Mapped types in Scala

2020-07-11 08:53发布

问题:

Is there a way to derive a type from an existing one in Scala?

For example, for case class Person(name: String, age: Int) I'd like to get a Product/Tuple of (Option[String], Option[Int]), i.e. a type mapped from an existing one.

There's a feature in Typescript (mapped types) that allows this relatively easily, which is how I started thinking down this path. But I'm not sure how something like this would be done in Scala.

I feel like the solution involves using shapeless in some way but I'm not sure how to get there.

回答1:

With Shapeless you can define type class

import shapeless.ops.{hlist, product, tuple}
import shapeless.poly.~>
import shapeless.{Generic, HList, Id, the}

trait Partial[A] {
  type Out
}

object Partial {
  type Aux[A, Out0] = Partial[A] { type Out = Out0 }

  object optionPoly extends (Id ~> Option) {
    override def apply[T](t: T): Option[T] = null
  }

//    implicit def mkPartial[A, L <: HList, L1 <: HList](implicit
//      generic: Generic.Aux[A, L],
//      mapper: hlist.Mapper.Aux[optionPoly.type, L, L1],
//      tupler: hlist.Tupler[L1]): Aux[A, tupler.Out] = null

  implicit def mkPartial[A, T](implicit
    toTuple: product.ToTuple.Aux[A, T],
    mapper: tuple.Mapper[T, optionPoly.type],
    ): Aux[A, mapper.Out] = null
}

and use it (the is improved version of implicitly)
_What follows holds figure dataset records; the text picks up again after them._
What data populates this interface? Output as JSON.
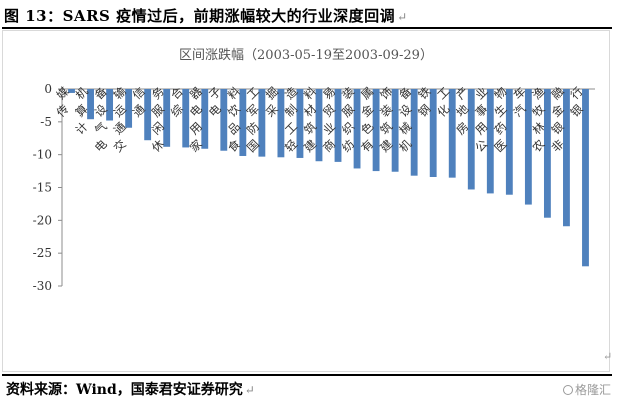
{
  "figure": {
    "title": "图 13：SARS 疫情过后，前期涨幅较大的行业深度回调",
    "return_mark": "↵",
    "source": "资料来源：Wind，国泰君安证券研究",
    "watermark": "格隆汇"
  },
  "chart_data": {
    "type": "bar",
    "title": "区间涨跌幅（2003-05-19至2003-09-29）",
    "xlabel": "",
    "ylabel": "",
    "ylim": [
      -30,
      0
    ],
    "yticks": [
      0,
      -5,
      -10,
      -15,
      -20,
      -25,
      -30
    ],
    "grid": false,
    "legend": "none",
    "bar_color": "#4f81bd",
    "categories": [
      "传媒",
      "计算机",
      "电气设备",
      "交通运输",
      "通信",
      "休闲服务",
      "综合",
      "家用电器",
      "电子",
      "食品饮料",
      "国防军工",
      "采掘",
      "轻工制造",
      "建筑材料",
      "商业贸易",
      "纺织服装",
      "有色金属",
      "建筑装饰",
      "机械设备",
      "钢铁",
      "化工",
      "房地产",
      "公用事业",
      "医药生物",
      "汽车",
      "农林牧渔",
      "非银金融",
      "银行"
    ],
    "values": [
      -0.6,
      -4.6,
      -4.8,
      -5.9,
      -7.8,
      -8.8,
      -8.9,
      -9.1,
      -9.4,
      -10.2,
      -10.3,
      -10.4,
      -10.5,
      -11.0,
      -11.1,
      -12.1,
      -12.5,
      -12.6,
      -13.2,
      -13.4,
      -13.5,
      -15.3,
      -15.9,
      -16.1,
      -17.6,
      -19.6,
      -20.9,
      -27.0
    ]
  }
}
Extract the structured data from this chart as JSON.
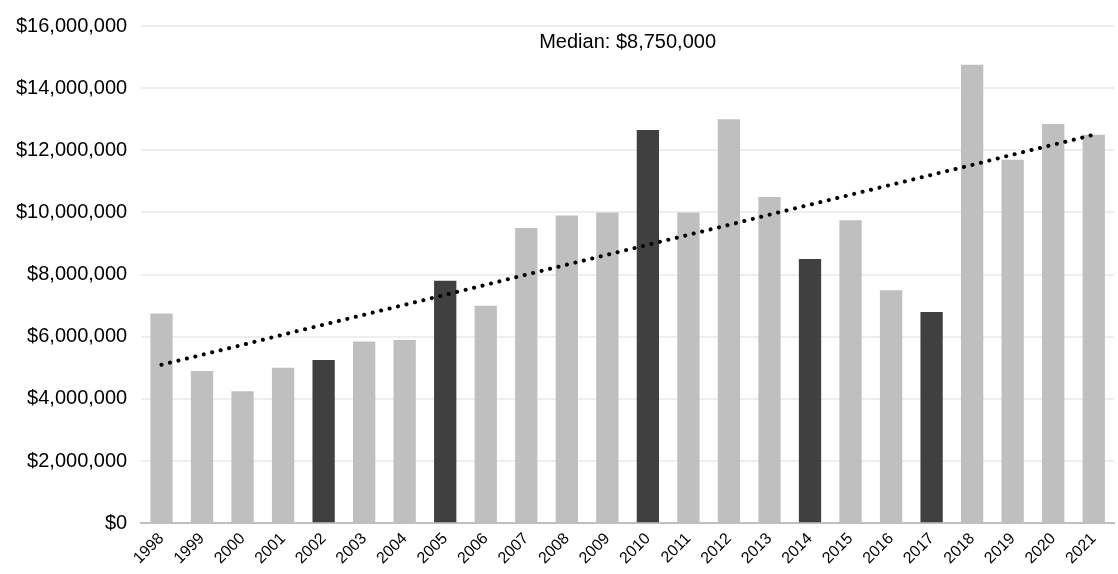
{
  "chart_data": {
    "type": "bar",
    "categories": [
      "1998",
      "1999",
      "2000",
      "2001",
      "2002",
      "2003",
      "2004",
      "2005",
      "2006",
      "2007",
      "2008",
      "2009",
      "2010",
      "2011",
      "2012",
      "2013",
      "2014",
      "2015",
      "2016",
      "2017",
      "2018",
      "2019",
      "2020",
      "2021"
    ],
    "series": [
      {
        "colors": [
          "#bfbfbf",
          "#bfbfbf",
          "#bfbfbf",
          "#bfbfbf",
          "#404040",
          "#bfbfbf",
          "#bfbfbf",
          "#404040",
          "#bfbfbf",
          "#bfbfbf",
          "#bfbfbf",
          "#bfbfbf",
          "#404040",
          "#bfbfbf",
          "#bfbfbf",
          "#bfbfbf",
          "#404040",
          "#bfbfbf",
          "#bfbfbf",
          "#404040",
          "#bfbfbf",
          "#bfbfbf",
          "#bfbfbf",
          "#bfbfbf"
        ],
        "values": [
          6750000,
          4900000,
          4250000,
          5000000,
          5250000,
          5850000,
          5900000,
          7800000,
          7000000,
          9500000,
          9900000,
          10000000,
          12650000,
          10000000,
          13000000,
          10500000,
          8500000,
          9750000,
          7500000,
          6800000,
          14750000,
          11700000,
          12850000,
          12500000
        ]
      },
      {
        "type": "line",
        "color": "#000000",
        "line_style": "dotted",
        "values": [
          5100000,
          5420000,
          5740000,
          6070000,
          6390000,
          6710000,
          7030000,
          7350000,
          7670000,
          8000000,
          8320000,
          8640000,
          8960000,
          9280000,
          9600000,
          9930000,
          10250000,
          10570000,
          10890000,
          11210000,
          11530000,
          11860000,
          12180000,
          12500000
        ]
      }
    ],
    "ylim": [
      0,
      16000000
    ],
    "yticks": [
      {
        "value": 0,
        "label": "$0"
      },
      {
        "value": 2000000,
        "label": "$2,000,000"
      },
      {
        "value": 4000000,
        "label": "$4,000,000"
      },
      {
        "value": 6000000,
        "label": "$6,000,000"
      },
      {
        "value": 8000000,
        "label": "$8,000,000"
      },
      {
        "value": 10000000,
        "label": "$10,000,000"
      },
      {
        "value": 12000000,
        "label": "$12,000,000"
      },
      {
        "value": 14000000,
        "label": "$14,000,000"
      },
      {
        "value": 16000000,
        "label": "$16,000,000"
      }
    ],
    "grid": "y",
    "legend": false,
    "marker": "none",
    "annotations": [
      "Median: $8,750,000"
    ]
  }
}
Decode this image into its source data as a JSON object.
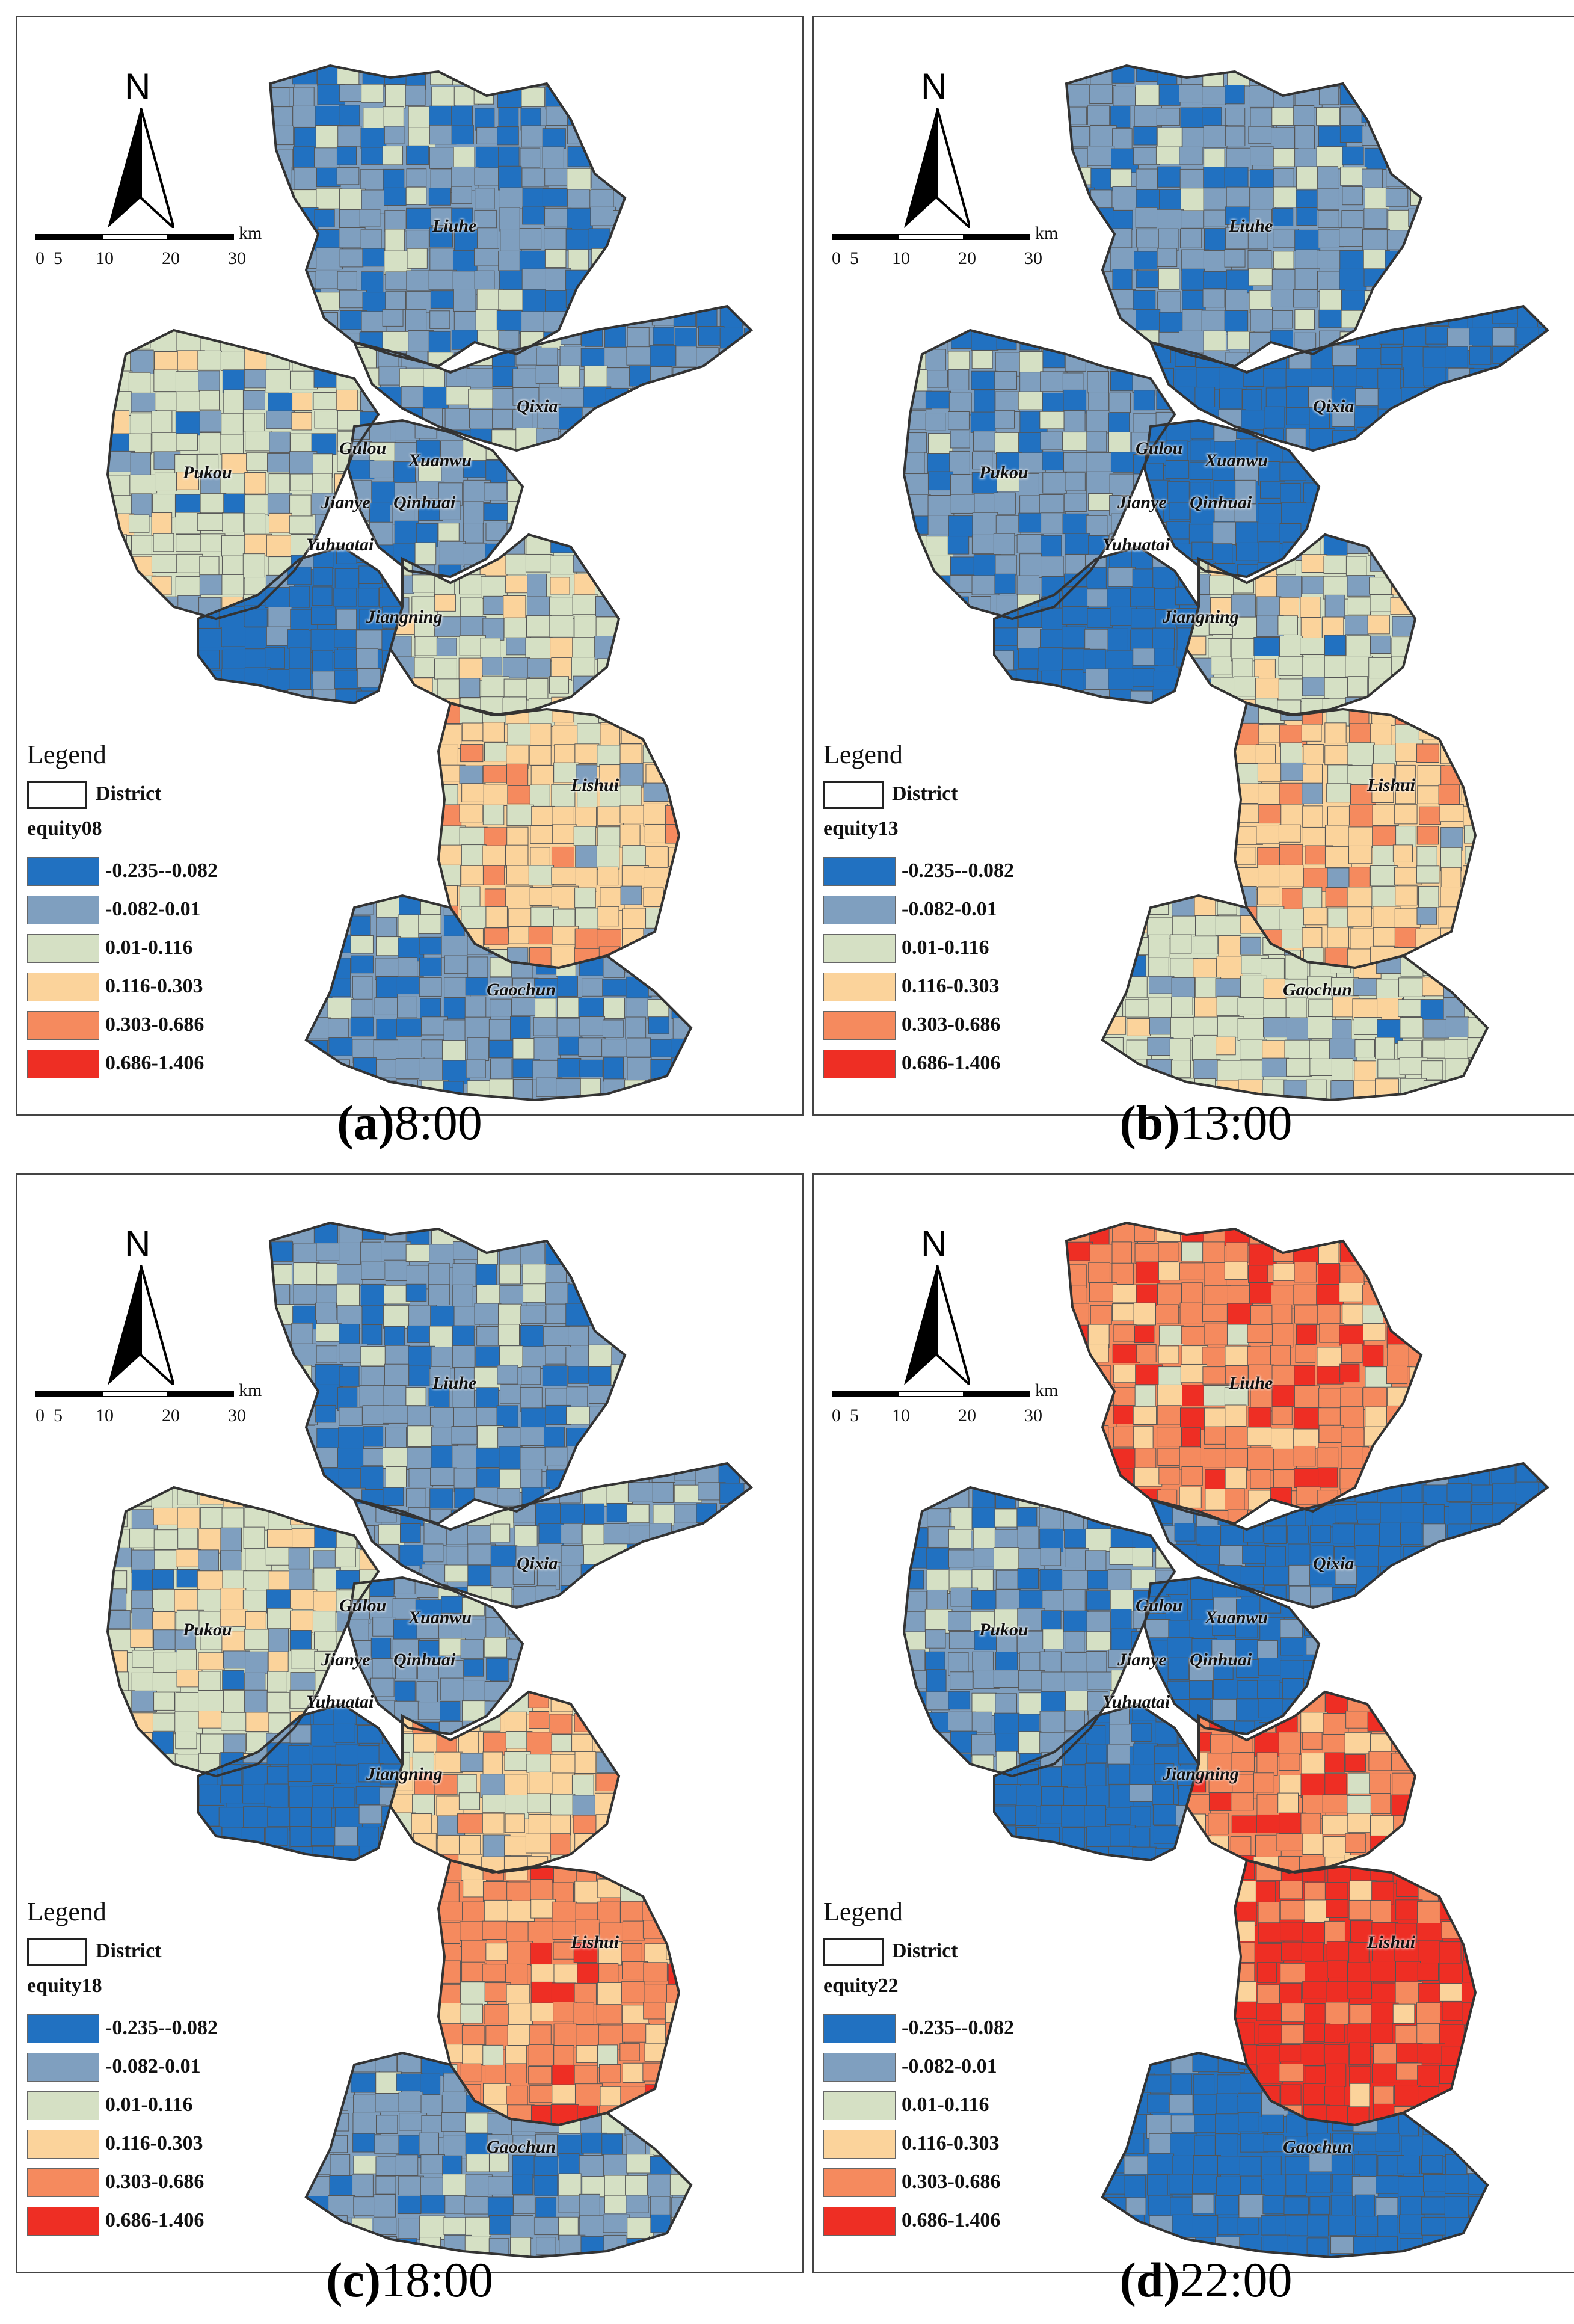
{
  "panels": [
    {
      "caption_letter": "(a)",
      "caption_time": "8:00",
      "field": "equity08",
      "dominant": [
        "c2",
        "c2",
        "c3",
        "c2",
        "c1",
        "c3",
        "c4",
        "c2"
      ]
    },
    {
      "caption_letter": "(b)",
      "caption_time": "13:00",
      "field": "equity13",
      "dominant": [
        "c2",
        "c1",
        "c2",
        "c1",
        "c1",
        "c3",
        "c4",
        "c3"
      ]
    },
    {
      "caption_letter": "(c)",
      "caption_time": "18:00",
      "field": "equity18",
      "dominant": [
        "c2",
        "c2",
        "c3",
        "c2",
        "c1",
        "c4",
        "c5",
        "c2"
      ]
    },
    {
      "caption_letter": "(d)",
      "caption_time": "22:00",
      "field": "equity22",
      "dominant": [
        "c5",
        "c1",
        "c2",
        "c1",
        "c1",
        "c5",
        "c6",
        "c1"
      ]
    }
  ],
  "north": "N",
  "scale": {
    "unit": "km",
    "ticks": [
      "0",
      "5",
      "10",
      "20",
      "30"
    ]
  },
  "legend": {
    "title": "Legend",
    "district_label": "District",
    "classes": [
      {
        "label": "-0.235--0.082",
        "color": "#2171c1"
      },
      {
        "label": "-0.082-0.01",
        "color": "#7f9fbf"
      },
      {
        "label": "0.01-0.116",
        "color": "#d5e0c4"
      },
      {
        "label": "0.116-0.303",
        "color": "#fbd39b"
      },
      {
        "label": "0.303-0.686",
        "color": "#f58a5e"
      },
      {
        "label": "0.686-1.406",
        "color": "#ee2e24"
      }
    ]
  },
  "districts": [
    "Liuhe",
    "Qixia",
    "Gulou",
    "Xuanwu",
    "Pukou",
    "Jianye",
    "Qinhuai",
    "Yuhuatai",
    "Jiangning",
    "Lishui",
    "Gaochun"
  ]
}
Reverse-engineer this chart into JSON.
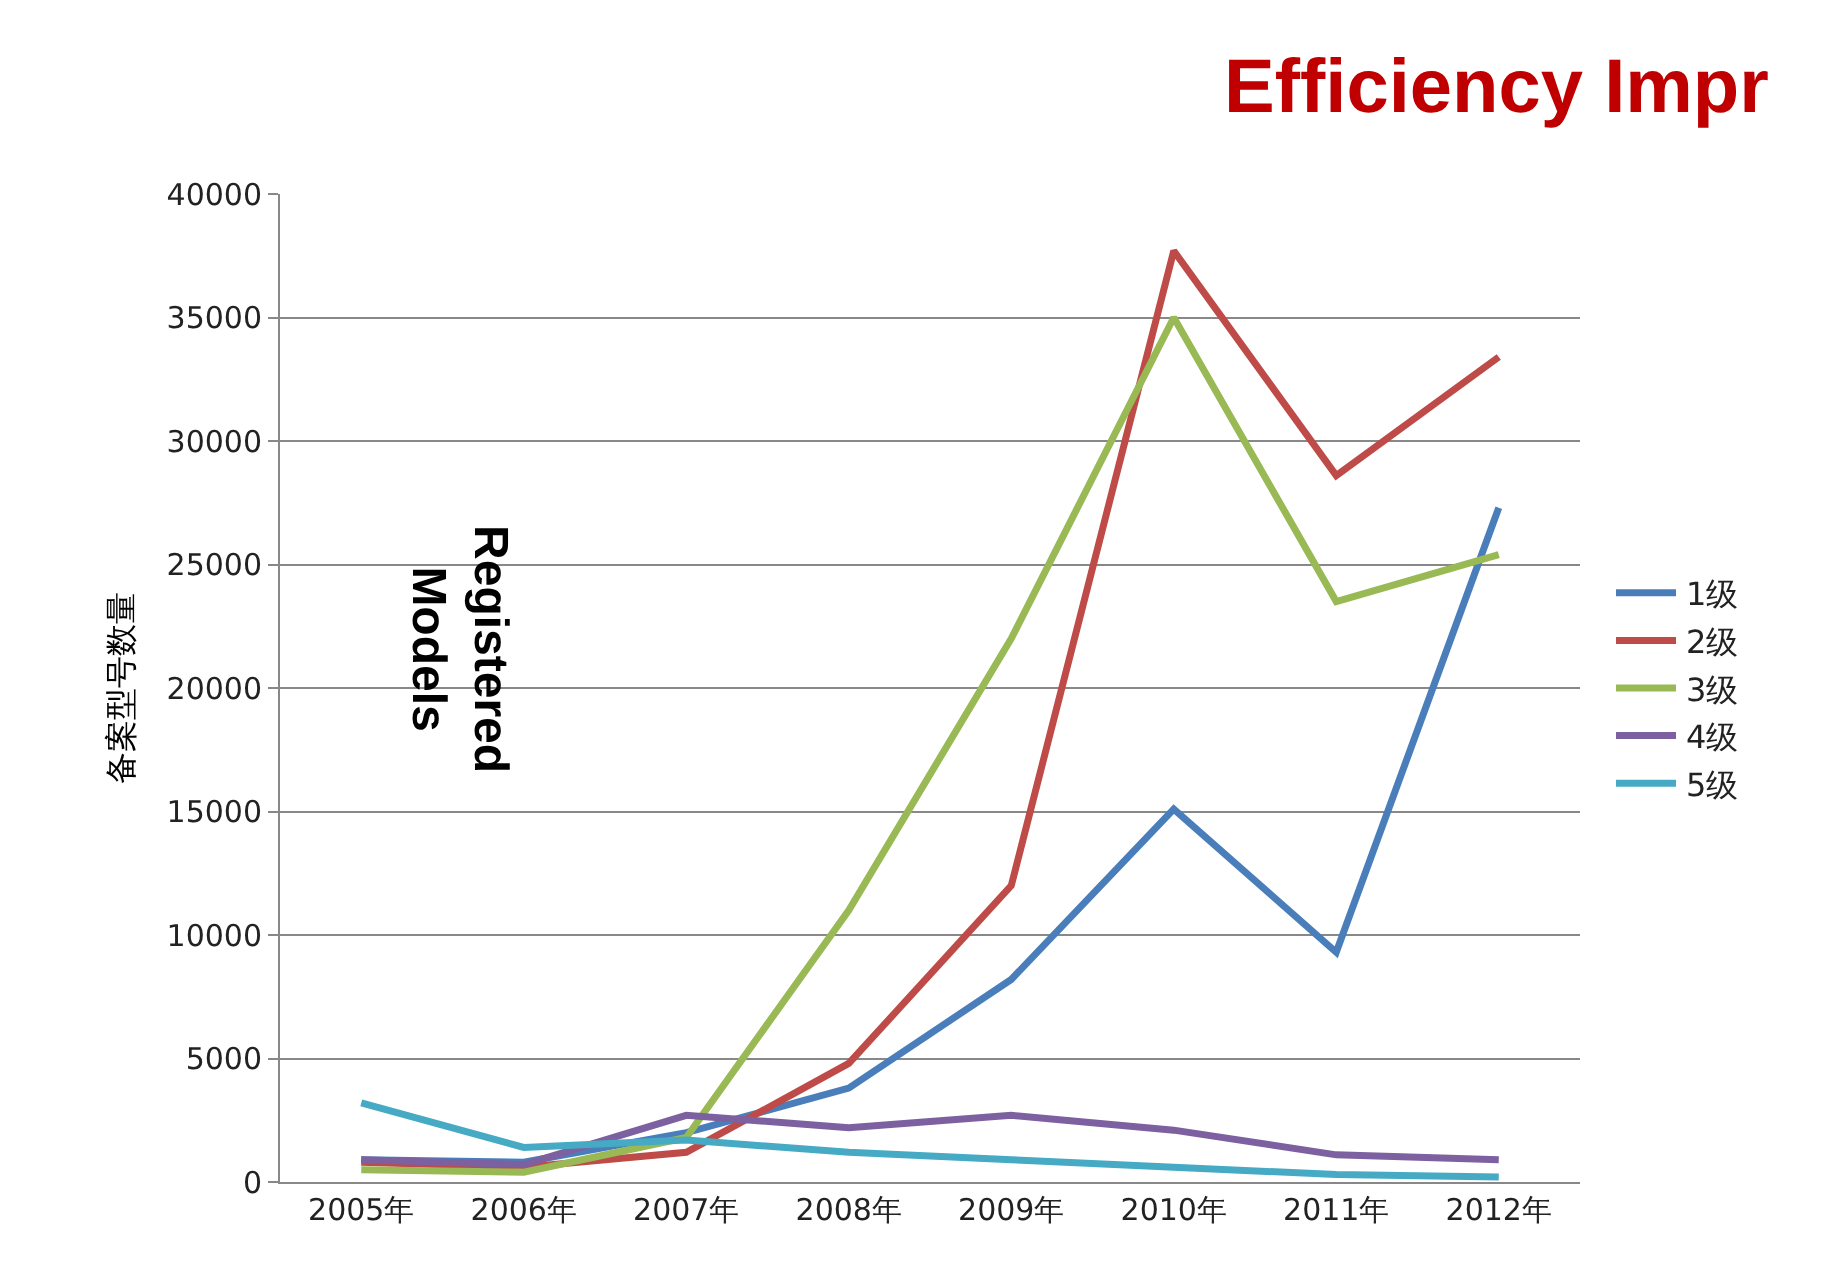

case class Person(name: String, age: Int)

// val pp = the[Partial[Person]]
// type PersonPartial = pp.Out

type PersonPartial = the.`Partial[Person]`.Out

implicitly[PersonPartial =:= (Option[String], Option[Int])]


回答2:

I'd suggest parameterize the type as follows:

case class Person[F[_]](name: F[String], age: F[Int])

And then you can derive types you want, like

import cats.Id

type IdPerson = Person[Id]
type OptPerson = Person[Option]

Where cats.Id is simply defined as type Id[A] = A. It is straightforward to write your own, but I suggest using cats' one since it comes with useful typeclass instances.